9. How do we secure data?
We respect the data subject’s privacy when processing personal data and processing personal data in a secure manner is important to us. We will properly protect and secure your data. Systems containing personal data are protected by user-specific logins and passwords. Any paper documents are stored in such a way that is inaccessible to third parties.
Our system is also protected by firewalls and other technical means. The data contained in the register stored in the system is only accessible by the authorised personnel employed by the data controller, wherein the processing of this data is part of their duties. Our registers are located on a virtual server or in a cloud service, in which access to them by unauthorized persons is blocked. The registers are regularly backed up.

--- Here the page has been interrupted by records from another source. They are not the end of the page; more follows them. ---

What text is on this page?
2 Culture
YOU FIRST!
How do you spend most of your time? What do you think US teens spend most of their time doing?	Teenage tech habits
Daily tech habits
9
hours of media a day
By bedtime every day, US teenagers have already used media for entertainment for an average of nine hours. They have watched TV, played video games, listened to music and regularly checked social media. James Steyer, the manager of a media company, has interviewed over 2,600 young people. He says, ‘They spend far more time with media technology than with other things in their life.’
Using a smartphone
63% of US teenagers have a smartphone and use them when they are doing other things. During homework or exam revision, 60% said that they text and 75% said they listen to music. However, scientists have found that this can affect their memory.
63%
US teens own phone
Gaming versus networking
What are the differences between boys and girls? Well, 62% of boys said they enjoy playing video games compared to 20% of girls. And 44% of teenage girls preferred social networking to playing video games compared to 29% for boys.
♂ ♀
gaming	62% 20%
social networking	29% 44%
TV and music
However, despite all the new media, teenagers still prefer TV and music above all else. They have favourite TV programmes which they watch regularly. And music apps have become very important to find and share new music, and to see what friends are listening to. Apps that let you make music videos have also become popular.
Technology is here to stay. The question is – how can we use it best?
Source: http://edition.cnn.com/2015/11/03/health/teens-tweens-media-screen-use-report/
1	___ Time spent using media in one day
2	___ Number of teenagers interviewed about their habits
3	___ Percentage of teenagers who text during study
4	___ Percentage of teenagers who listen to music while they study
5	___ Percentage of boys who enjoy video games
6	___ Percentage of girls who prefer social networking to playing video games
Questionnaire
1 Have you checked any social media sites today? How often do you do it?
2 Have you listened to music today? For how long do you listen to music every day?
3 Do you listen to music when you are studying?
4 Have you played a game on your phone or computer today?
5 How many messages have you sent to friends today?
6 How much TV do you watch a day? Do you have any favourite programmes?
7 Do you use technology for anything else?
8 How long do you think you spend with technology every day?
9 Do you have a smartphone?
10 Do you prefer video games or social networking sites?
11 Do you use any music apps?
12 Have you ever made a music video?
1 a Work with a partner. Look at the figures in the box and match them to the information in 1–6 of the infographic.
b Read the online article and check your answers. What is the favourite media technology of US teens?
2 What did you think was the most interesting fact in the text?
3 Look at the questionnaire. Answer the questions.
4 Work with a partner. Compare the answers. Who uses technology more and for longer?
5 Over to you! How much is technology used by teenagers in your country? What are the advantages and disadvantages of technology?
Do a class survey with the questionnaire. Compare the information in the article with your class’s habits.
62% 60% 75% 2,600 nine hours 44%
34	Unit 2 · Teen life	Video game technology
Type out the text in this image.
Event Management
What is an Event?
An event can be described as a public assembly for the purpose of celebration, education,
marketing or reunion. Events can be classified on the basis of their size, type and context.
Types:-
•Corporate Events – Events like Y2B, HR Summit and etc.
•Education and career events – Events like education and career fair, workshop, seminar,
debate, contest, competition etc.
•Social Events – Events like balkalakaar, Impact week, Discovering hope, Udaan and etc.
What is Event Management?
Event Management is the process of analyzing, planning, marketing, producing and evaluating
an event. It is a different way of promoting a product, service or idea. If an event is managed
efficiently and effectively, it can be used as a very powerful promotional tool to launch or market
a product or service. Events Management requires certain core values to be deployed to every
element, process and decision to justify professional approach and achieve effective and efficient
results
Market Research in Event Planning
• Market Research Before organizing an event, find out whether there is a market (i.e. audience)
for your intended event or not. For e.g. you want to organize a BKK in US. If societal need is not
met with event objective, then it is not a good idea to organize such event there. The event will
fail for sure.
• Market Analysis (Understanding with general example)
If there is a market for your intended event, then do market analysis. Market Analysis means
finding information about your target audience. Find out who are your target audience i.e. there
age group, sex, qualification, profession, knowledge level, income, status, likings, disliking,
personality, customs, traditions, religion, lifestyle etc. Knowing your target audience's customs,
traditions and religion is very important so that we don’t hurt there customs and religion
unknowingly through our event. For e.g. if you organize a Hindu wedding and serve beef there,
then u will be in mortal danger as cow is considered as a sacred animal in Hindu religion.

10. Disclosure of information
Data will not be disclosed for marketing purposes outside of Finnish Property Owners Rakli. The data controller may selectively disclose data to a third party in order to respond to a query or in order to make a report on behalf of the data controller (for example, a reputation survey for Finnish Property Owners Rakli). Ownership of the data is not transferred from the data controller to a third party, nor is the third party entitled to further use of the data. We ensure that all our service providers comply with the data protection laws.
11. Transfer of data outside of the EU
We opt to store your data in secure, European-based data centres whenever possible. Some of our service providers may, however, back up data outside the EU/EEA, for example in centres in the US. Data is backed up to keep your data safe when a main server fails.